Kafka Partition Strategy for Ordering and Hotspot Mitigation (Part 1)

Part 1 is about getting honest about the trade-off. A Kafka partition key is not a minor producer detail. It decides where ordering exists, where load concentrates, and which customers will be first to feel pain when traffic becomes uneven.

In this first pass, we deliberately do not “fix” hotspots. We establish the baseline keying model, measure skew, and make the ordering requirement explicit. If you skip that step, every later mitigation becomes guesswork.

The Real Design Question

Most teams start with a sentence like “we need ordering.” That is too vague to guide key selection.

The useful question is narrower:

do you need ordering per user, per tenant, per account, or per aggregate
do you need strict ordering for every event, or only within a subset of lifecycle transitions
what happens operationally if one high-volume key dominates one partition

If the key is too coarse, unrelated work gets serialized. If the key is too fine, you lose the ordering boundary the business actually depends on.

flowchart LR
    A[Producer emits order events] --> B{Partition key}
    B -->|customerId| C[Ordering per customer]
    B -->|tenantId| D[Ordering per tenant]
    B -->|orderId| E[Ordering per order only]
    C --> F[Risk: one heavy customer can create skew]
    D --> G[Risk: one large tenant can dominate a partition]
    E --> H[Risk: related events may land apart]

A Concrete Failure Mode

Imagine a multi-tenant commerce platform:

normal tenants create a few hundred order events per minute
one enterprise tenant creates tens of thousands during a flash sale
downstream consumers update inventory and customer-visible order status

If events are keyed by tenantId, all of that tenant’s traffic is pinned to one partition. Ordering is preserved, but one partition now carries a disproportionate share of work. Lag for that tenant grows first, then retry storms and consumer backpressure follow.

That is why partition-key design is both a correctness decision and a capacity decision.

What to Measure Before Changing Anything

For the baseline, you want evidence, not opinion.

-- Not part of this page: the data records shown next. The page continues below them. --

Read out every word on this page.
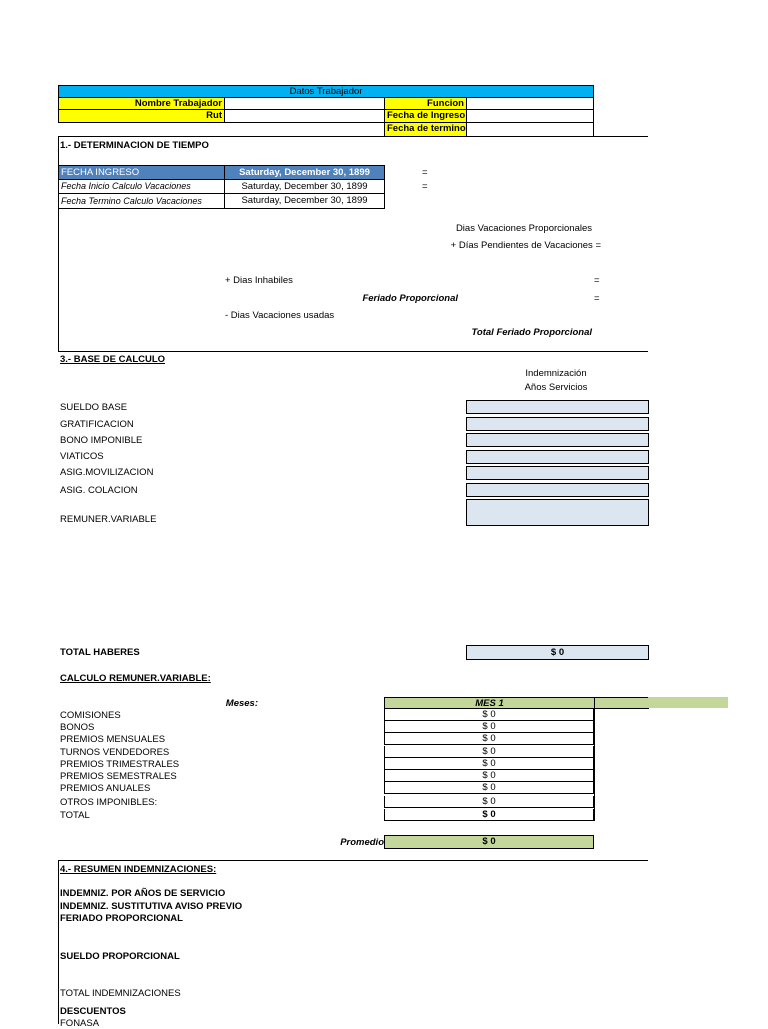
Datos Trabajador
Nombre Trabajador	Funcion
Rut	Fecha de Ingreso
Fecha de termino
1.- DETERMINACION DE TIEMPO
FECHA INGRESO	Saturday, December 30, 1899	=
Fecha Inicio Calculo Vacaciones	Saturday, December 30, 1899	=
Fecha Termino Calculo Vacaciones	Saturday, December 30, 1899
Dias Vacaciones Proporcionales
+ Días Pendientes de Vacaciones =
+ Dias Inhabiles	=
Feriado Proporcional	=
- Dias Vacaciones usadas
Total Feriado Proporcional
3.- BASE DE CALCULO
Indemnización
Años Servicios
SUELDO BASE
GRATIFICACION
BONO IMPONIBLE
VIATICOS
ASIG.MOVILIZACION
ASIG. COLACION
REMUNER.VARIABLE
TOTAL HABERES	$ 0
CALCULO REMUNER.VARIABLE:
Meses:	MES 1
COMISIONES	$ 0
BONOS	$ 0
PREMIOS MENSUALES	$ 0
TURNOS VENDEDORES	$ 0
PREMIOS TRIMESTRALES	$ 0
PREMIOS SEMESTRALES	$ 0
PREMIOS ANUALES	$ 0
OTROS IMPONIBLES:	$ 0
TOTAL	$ 0
Promedio	$ 0
4.- RESUMEN INDEMNIZACIONES:
INDEMNIZ. POR AÑOS DE SERVICIO
INDEMNIZ. SUSTITUTIVA AVISO PREVIO
FERIADO PROPORCIONAL
SUELDO PROPORCIONAL
TOTAL INDEMNIZACIONES
DESCUENTOS
FONASA
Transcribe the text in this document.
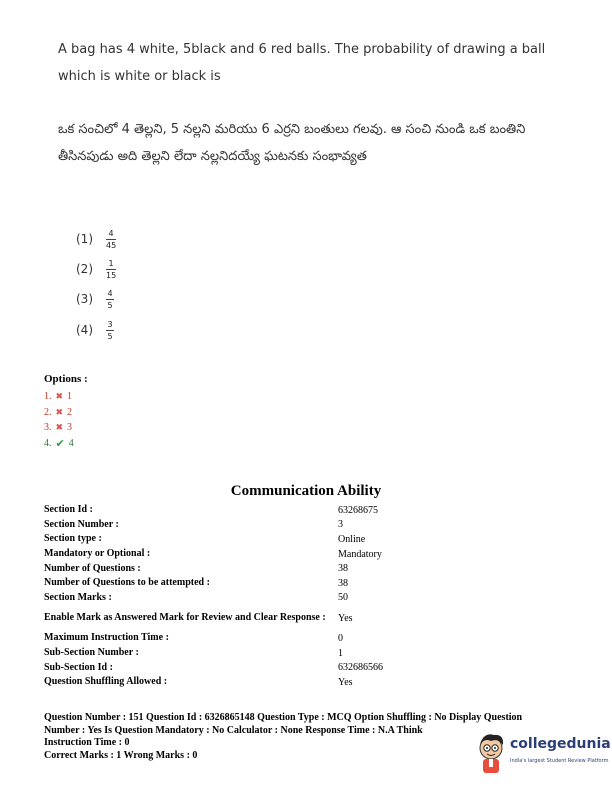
A bag has 4 white, 5black and 6 red balls. The probability of drawing a ball which is white or black is
ఒక సంచిలో 4 తెల్లని, 5 నల్లని మరియు 6 ఎర్రని బంతులు గలవు. ఆ సంచి నుండి ఒక బంతిని తీసినపుడు అది తెల్లని లేదా నల్లనిదయ్యే ఘటనకు సంభావ్యత
(1)	$\frac{4}{45}$
(2)	$\frac{1}{15}$
(3)	$\frac{4}{5}$
(4)	$\frac{3}{5}$
Options :
1. ✖ 1
2. ✖ 2
3. ✖ 3
4. ✔ 4
Communication Ability
Section Id :	63268675
Section Number :	3
Section type :	Online
Mandatory or Optional :	Mandatory
Number of Questions :	38
Number of Questions to be attempted :	38
Section Marks :	50
Enable Mark as Answered Mark for Review and Clear Response :	Yes
Maximum Instruction Time :	0
Sub-Section Number :	1
Sub-Section Id :	632686566
Question Shuffling Allowed :	Yes
Question Number : 151 Question Id : 6326865148 Question Type : MCQ Option Shuffling : No Display Question
Number : Yes Is Question Mandatory : No Calculator : None Response Time : N.A Think
Instruction Time : 0
Correct Marks : 1 Wrong Marks : 0
collegedunia
India's largest Student Review Platform
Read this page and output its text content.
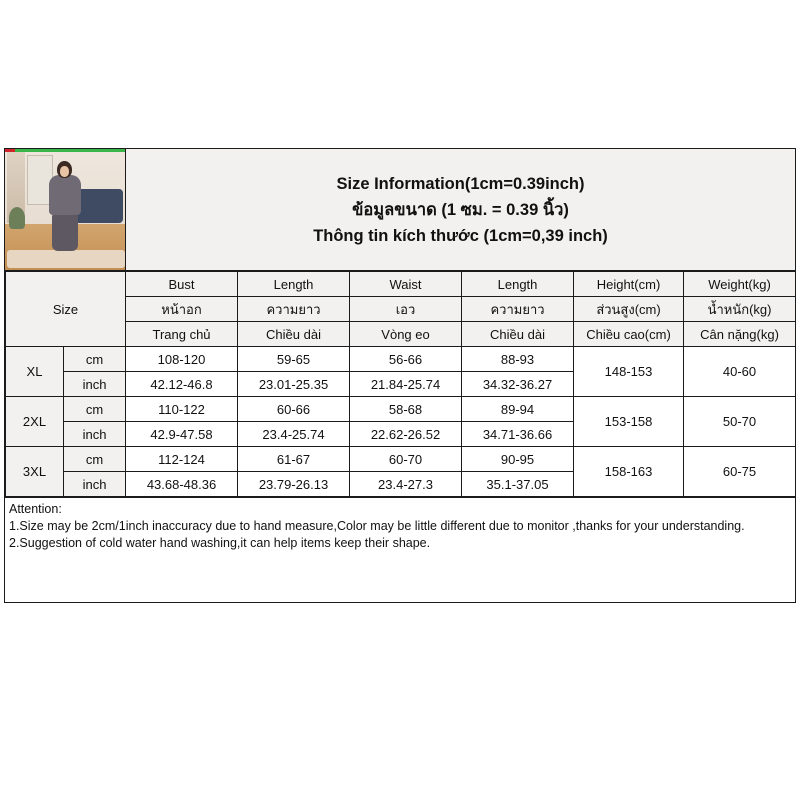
Size Information(1cm=0.39inch)
ข้อมูลขนาด (1 ซม. = 0.39 นิ้ว)
Thông tin kích thước (1cm=0,39 inch)
Size		Bust	Length	Waist	Length	Height(cm)	Weight(kg)
		หน้าอก	ความยาว	เอว	ความยาว	ส่วนสูง(cm)	น้ำหนัก(kg)
		Trang chủ	Chiều dài	Vòng eo	Chiều dài	Chiều cao(cm)	Cân nặng(kg)
XL	cm	108-120	59-65	56-66	88-93	148-153	40-60
	inch	42.12-46.8	23.01-25.35	21.84-25.74	34.32-36.27		
2XL	cm	110-122	60-66	58-68	89-94	153-158	50-70
	inch	42.9-47.58	23.4-25.74	22.62-26.52	34.71-36.66		
3XL	cm	112-124	61-67	60-70	90-95	158-163	60-75
	inch	43.68-48.36	23.79-26.13	23.4-27.3	35.1-37.05		
Attention:
1.Size may be 2cm/1inch inaccuracy due to hand measure,Color may be little different due to monitor ,thanks for your understanding.
2.Suggestion of cold water hand washing,it can help items keep their shape.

Capture:

records produced per partition
consumer lag per partition
end-to-end latency for hot keys versus normal keys
the percentage of total traffic owned by the busiest partition

One useful internal threshold is simple: if one partition consistently carries a multiple of the median partition load, you already have a distribution problem even if the cluster is not yet failing.

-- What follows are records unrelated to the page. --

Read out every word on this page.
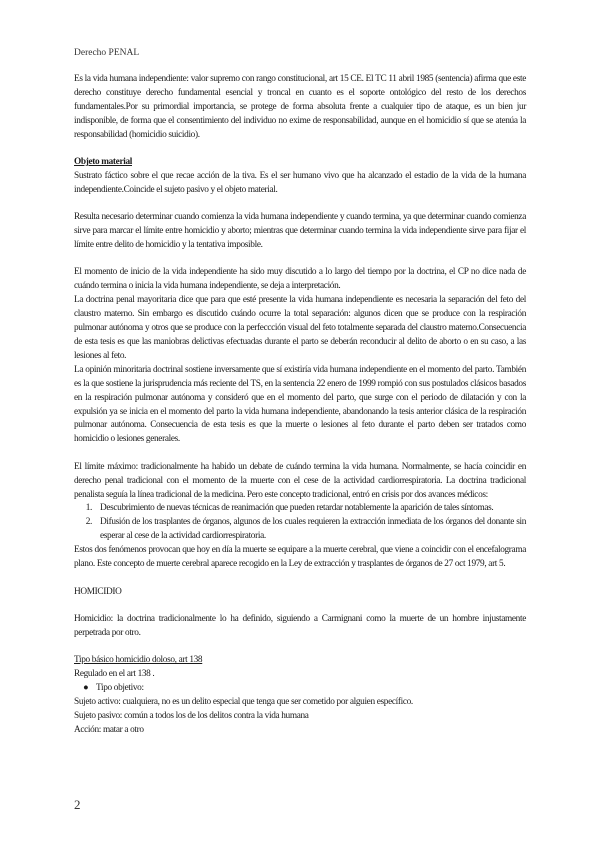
Derecho PENAL

Es la vida humana independiente: valor supremo con rango constitucional, art 15 CE. El TC 11 abril 1985 (sentencia) afirma que este derecho constituye derecho fundamental esencial y troncal en cuanto es el soporte ontológico del resto de los derechos fundamentales.Por su primordial importancia, se protege de forma absoluta frente a cualquier tipo de ataque, es un bien jur indisponible, de forma que el consentimiento del individuo no exime de responsabilidad, aunque en el homicidio sí que se atenúa la responsabilidad (homicidio suicidio).

Objeto material

Sustrato fáctico sobre el que recae acción de la tiva. Es el ser humano vivo que ha alcanzado el estadio de la vida de la humana independiente.Coincide el sujeto pasivo y el objeto material.

Resulta necesario determinar cuando comienza la vida humana independiente y cuando termina, ya que determinar cuando comienza sirve para marcar el límite entre homicidio y aborto; mientras que determinar cuando termina la vida independiente sirve para fijar el límite entre delito de homicidio y la tentativa imposible.

El momento de inicio de la vida independiente ha sido muy discutido a lo largo del tiempo por la doctrina, el CP no dice nada de cuándo termina o inicia la vida humana independiente, se deja a interpretación.

La doctrina penal mayoritaria dice que para que esté presente la vida humana independiente es necesaria la separación del feto del claustro materno. Sin embargo es discutido cuándo ocurre la total separación: algunos dicen que se produce con la respiración pulmonar autónoma y otros que se produce con la perfeccción visual del feto totalmente separada del claustro materno.Consecuencia de esta tesis es que las maniobras delictivas efectuadas durante el parto se deberán reconducir al delito de aborto o en su caso, a las lesiones al feto.

La opinión minoritaria doctrinal sostiene inversamente que sí existiría vida humana independiente en el momento del parto. También es la que sostiene la jurisprudencia más reciente del TS, en la sentencia 22 enero de 1999 rompió con sus postulados clásicos basados en la respiración pulmonar autónoma y consideró que en el momento del parto, que surge con el periodo de dilatación y con la expulsión ya se inicia en el momento del parto la vida humana independiente, abandonando la tesis anterior clásica de la respiración pulmonar autónoma. Consecuencia de esta tesis es que la muerte o lesiones al feto durante el parto deben ser tratados como homicidio o lesiones generales.

El límite máximo: tradicionalmente ha habido un debate de cuándo termina la vida humana. Normalmente, se hacía coincidir en derecho penal tradicional con el momento de la muerte con el cese de la actividad cardiorrespiratoria. La doctrina tradicional penalista seguía la línea tradicional de la medicina. Pero este concepto tradicional, entró en crisis por dos avances médicos:

1. Descubrimiento de nuevas técnicas de reanimación que pueden retardar notablemente la aparición de tales síntomas.
2. Difusión de los trasplantes de órganos, algunos de los cuales requieren la extracción inmediata de los órganos del donante sin esperar al cese de la actividad cardiorrespiratoria.

Estos dos fenómenos provocan que hoy en día la muerte se equipare a la muerte cerebral, que viene a coincidir con el encefalograma plano. Este concepto de muerte cerebral aparece recogido en la Ley de extracción y trasplantes de órganos de 27 oct 1979, art 5.

HOMICIDIO

Homicidio: la doctrina tradicionalmente lo ha definido, siguiendo a Carmignani como la muerte de un hombre injustamente perpetrada por otro.

Tipo básico homicidio doloso, art 138

Regulado en el art 138 .

● Tipo objetivo:

Sujeto activo: cualquiera, no es un delito especial que tenga que ser cometido por alguien específico.

Sujeto pasivo: común a todos los de los delitos contra la vida humana

Acción: matar a otro

2
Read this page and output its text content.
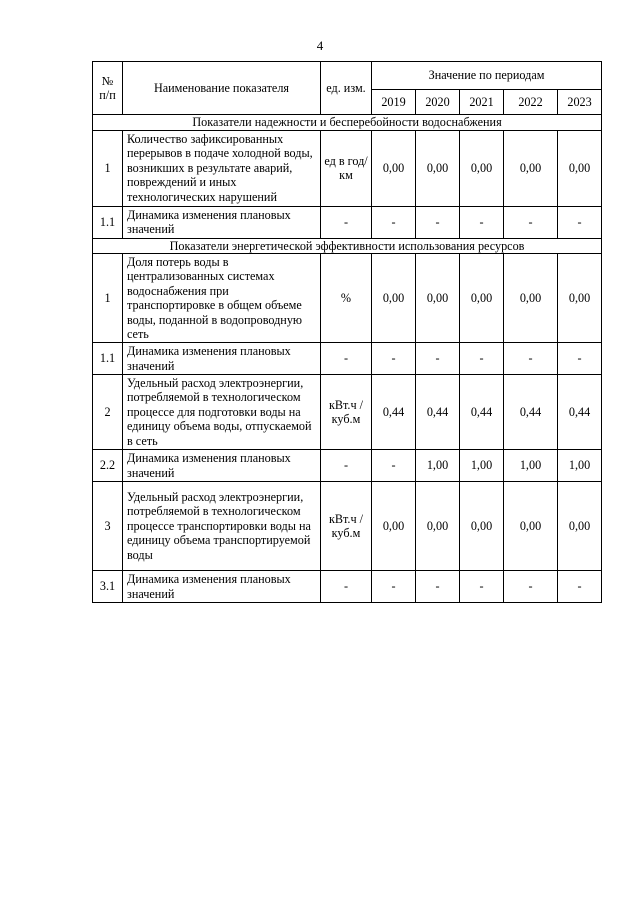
4
№ п/п	Наименование показателя	ед. изм.	Значение по периодам				
			2019	2020	2021	2022	2023
Показатели надежности и бесперебойности водоснабжения							
1	Количество зафиксированных перерывов в подаче холодной воды, возникших в результате аварий, повреждений и иных технологических нарушений	ед в год/ км	0,00	0,00	0,00	0,00	0,00
1.1	Динамика изменения плановых значений	-	-	-	-	-	-
Показатели энергетической эффективности использования ресурсов							
1	Доля потерь воды в централизованных системах водоснабжения при транспортировке в общем объеме воды, поданной в водопроводную сеть	%	0,00	0,00	0,00	0,00	0,00
1.1	Динамика изменения плановых значений	-	-	-	-	-	-
2	Удельный расход электроэнергии, потребляемой в технологическом процессе для подготовки воды на единицу объема воды, отпускаемой в сеть	кВт.ч / куб.м	0,44	0,44	0,44	0,44	0,44
2.2	Динамика изменения плановых значений	-	-	1,00	1,00	1,00	1,00
3	Удельный расход электроэнергии, потребляемой в технологическом процессе транспортировки воды на единицу объема транспортируемой воды	кВт.ч / куб.м	0,00	0,00	0,00	0,00	0,00
3.1	Динамика изменения плановых значений	-	-	-	-	-	-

[!important] A balanced cluster can still hide a bad key strategy during normal traffic. The key is only proven under skew, not under average load.

Local Baseline Setup

Prerequisites

Docker Desktop
Java 21
Kafka CLI tools

Local Stack

services:
  zookeeper:
    image: confluentinc/cp-zookeeper:7.6.1
    environment:
      ZOOKEEPER_CLIENT_PORT: 2181

  kafka:
    image: confluentinc/cp-kafka:7.6.1
    depends_on: [zookeeper]
    ports: ["9092:9092"]
    environment:
      KAFKA_BROKER_ID: 1
      KAFKA_ZOOKEEPER_CONNECT: zookeeper:2181
      KAFKA_LISTENERS: PLAINTEXT://0.0.0.0:9092
      KAFKA_ADVERTISED_LISTENERS: PLAINTEXT://localhost:9092
      KAFKA_OFFSETS_TOPIC_REPLICATION_FACTOR: 1

docker compose up -d
kafka-topics --bootstrap-server localhost:9092 \
  --create \
  --topic orders.events \
  --partitions 6 \
  --replication-factor 1

Producer Baseline

Start with the plain business key you think you need. Here we use customerId because the requirement is “preserve order within one customer’s order lifecycle.”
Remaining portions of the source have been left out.